GPU sharing

GPU sharing allows multiple workloads to utilize GPU resources more efficiently by enabling GPUs to be shared among different processes or workloads. Cast AI supports two primary methods for GPU sharing, each optimized for different use cases and requirements.

GPU sharing methods

Time-slicing

Time-slicing allows multiple workloads to share a single physical GPU through rapid context switching. This approach enables better GPU utilization for workloads that don't continuously require GPU resources.

Best for:

  • Development and testing environments
  • Workloads with intermittent GPU usage
  • Cost optimization when workloads don't need dedicated GPU access
  • Scenarios where hardware isolation is not required

Key characteristics:

  • Software-based sharing through context switching
  • Memory shared between all processes
  • Equal time allocation across workloads
  • Simple configuration through node templates
Learn more about time-slicing →

Multi-Instance GPU (MIG)

MIG partitions powerful GPUs into smaller, hardware-isolated instances. Each MIG instance provides dedicated memory, cache, and compute resources with guaranteed performance.

Best for:

  • Production workloads requiring guaranteed resources
  • Multi-tenant environments needing isolation
  • Workloads with consistent GPU requirements
  • Scenarios requiring fault tolerance between workloads

Key characteristics:

  • Hardware-level isolation
  • Dedicated resources per instance
  • Quality of service guarantees
  • Available on select NVIDIA GPUs (Ampere architecture and newer)

Learn more about MIG →

Combining sharing methods

Time-slicing and MIG can be combined for maximum resource utilization. This powerful combination allows multiple workloads to time-share each MIG partition, dramatically increasing the number of workloads that can run per physical GPU.
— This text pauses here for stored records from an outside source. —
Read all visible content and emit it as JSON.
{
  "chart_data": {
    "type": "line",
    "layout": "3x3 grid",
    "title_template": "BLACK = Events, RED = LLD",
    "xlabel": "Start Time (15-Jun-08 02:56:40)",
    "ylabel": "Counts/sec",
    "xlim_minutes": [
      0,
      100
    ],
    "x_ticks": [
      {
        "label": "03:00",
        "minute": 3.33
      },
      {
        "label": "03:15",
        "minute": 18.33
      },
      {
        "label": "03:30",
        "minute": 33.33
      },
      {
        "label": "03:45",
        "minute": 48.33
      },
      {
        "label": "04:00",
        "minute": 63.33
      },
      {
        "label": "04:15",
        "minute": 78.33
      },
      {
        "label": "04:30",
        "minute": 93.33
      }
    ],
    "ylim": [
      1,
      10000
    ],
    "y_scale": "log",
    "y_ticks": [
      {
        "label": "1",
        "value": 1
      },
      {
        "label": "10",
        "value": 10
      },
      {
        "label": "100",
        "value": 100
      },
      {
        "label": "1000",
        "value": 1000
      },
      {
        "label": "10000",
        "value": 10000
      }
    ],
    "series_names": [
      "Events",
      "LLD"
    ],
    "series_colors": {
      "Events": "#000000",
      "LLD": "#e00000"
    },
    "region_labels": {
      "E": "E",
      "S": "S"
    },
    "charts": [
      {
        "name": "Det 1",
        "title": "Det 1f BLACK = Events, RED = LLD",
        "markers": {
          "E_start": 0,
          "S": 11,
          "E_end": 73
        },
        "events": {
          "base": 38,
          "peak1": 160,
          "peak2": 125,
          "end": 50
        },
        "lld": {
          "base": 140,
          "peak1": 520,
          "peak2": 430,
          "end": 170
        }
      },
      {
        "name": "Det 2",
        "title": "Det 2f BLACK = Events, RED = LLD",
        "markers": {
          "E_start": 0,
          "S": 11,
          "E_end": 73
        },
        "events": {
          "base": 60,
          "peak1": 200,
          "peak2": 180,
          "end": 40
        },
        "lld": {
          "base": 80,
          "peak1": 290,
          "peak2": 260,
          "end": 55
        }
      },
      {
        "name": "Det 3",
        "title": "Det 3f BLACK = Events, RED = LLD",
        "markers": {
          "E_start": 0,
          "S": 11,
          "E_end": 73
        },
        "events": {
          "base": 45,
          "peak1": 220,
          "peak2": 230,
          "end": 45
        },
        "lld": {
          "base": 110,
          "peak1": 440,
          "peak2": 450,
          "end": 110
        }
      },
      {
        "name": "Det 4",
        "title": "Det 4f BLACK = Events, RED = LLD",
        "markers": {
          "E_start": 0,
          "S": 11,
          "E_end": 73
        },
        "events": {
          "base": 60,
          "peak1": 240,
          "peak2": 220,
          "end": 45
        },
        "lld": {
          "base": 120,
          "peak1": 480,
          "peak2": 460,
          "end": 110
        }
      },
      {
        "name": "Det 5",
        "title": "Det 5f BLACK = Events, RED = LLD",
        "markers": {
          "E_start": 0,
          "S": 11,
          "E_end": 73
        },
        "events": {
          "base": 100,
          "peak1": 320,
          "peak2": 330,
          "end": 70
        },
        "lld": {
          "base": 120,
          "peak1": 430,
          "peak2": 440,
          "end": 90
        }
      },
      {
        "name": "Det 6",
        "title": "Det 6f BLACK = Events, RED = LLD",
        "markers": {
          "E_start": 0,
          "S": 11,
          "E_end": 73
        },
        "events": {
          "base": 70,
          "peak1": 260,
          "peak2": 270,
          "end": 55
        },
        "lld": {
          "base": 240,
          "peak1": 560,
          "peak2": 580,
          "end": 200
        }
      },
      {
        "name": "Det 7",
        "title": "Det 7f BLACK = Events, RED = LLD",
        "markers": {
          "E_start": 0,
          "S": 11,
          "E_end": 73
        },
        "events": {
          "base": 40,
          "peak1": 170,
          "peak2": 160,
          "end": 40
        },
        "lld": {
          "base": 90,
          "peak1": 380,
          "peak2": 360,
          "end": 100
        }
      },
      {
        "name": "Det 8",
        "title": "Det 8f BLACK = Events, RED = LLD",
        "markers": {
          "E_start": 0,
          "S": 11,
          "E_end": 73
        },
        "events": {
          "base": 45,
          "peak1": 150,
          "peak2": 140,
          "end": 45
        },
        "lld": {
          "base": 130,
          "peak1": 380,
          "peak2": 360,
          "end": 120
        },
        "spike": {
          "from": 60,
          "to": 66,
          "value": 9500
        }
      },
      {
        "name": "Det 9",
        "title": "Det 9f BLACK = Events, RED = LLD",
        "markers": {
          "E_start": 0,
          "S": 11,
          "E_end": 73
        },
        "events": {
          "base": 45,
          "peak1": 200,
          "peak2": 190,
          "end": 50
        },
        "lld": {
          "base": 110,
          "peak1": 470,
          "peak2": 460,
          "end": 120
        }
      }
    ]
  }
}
Example: A single A100 GPU with 7 MIG partitions and 4× time-sharing can support 28 concurrent workloads (7 × 4 = 28).

Choosing the right sharing method

ConsiderationTime-slicingMIG
IsolationSoftware-basedHardware-based
Resource guaranteesShared, no guaranteesDedicated, guaranteed
Setup complexitySimpleModerate
GPU requirementsAny NVIDIA GPUAmpere architecture or newer
Best use caseDevelopment, testing, variable workloadsProduction, multi-tenant, consistent workloads

Getting started

  1. Review your workload requirements and choose the appropriate sharing method
  2. Configure GPU sharing in your node templates
  3. Deploy your workloads with the appropriate node selectors and tolerations
  4. Monitor GPU utilization with GPU metrics

For general GPU setup and driver installation, see the GPU instances documentation.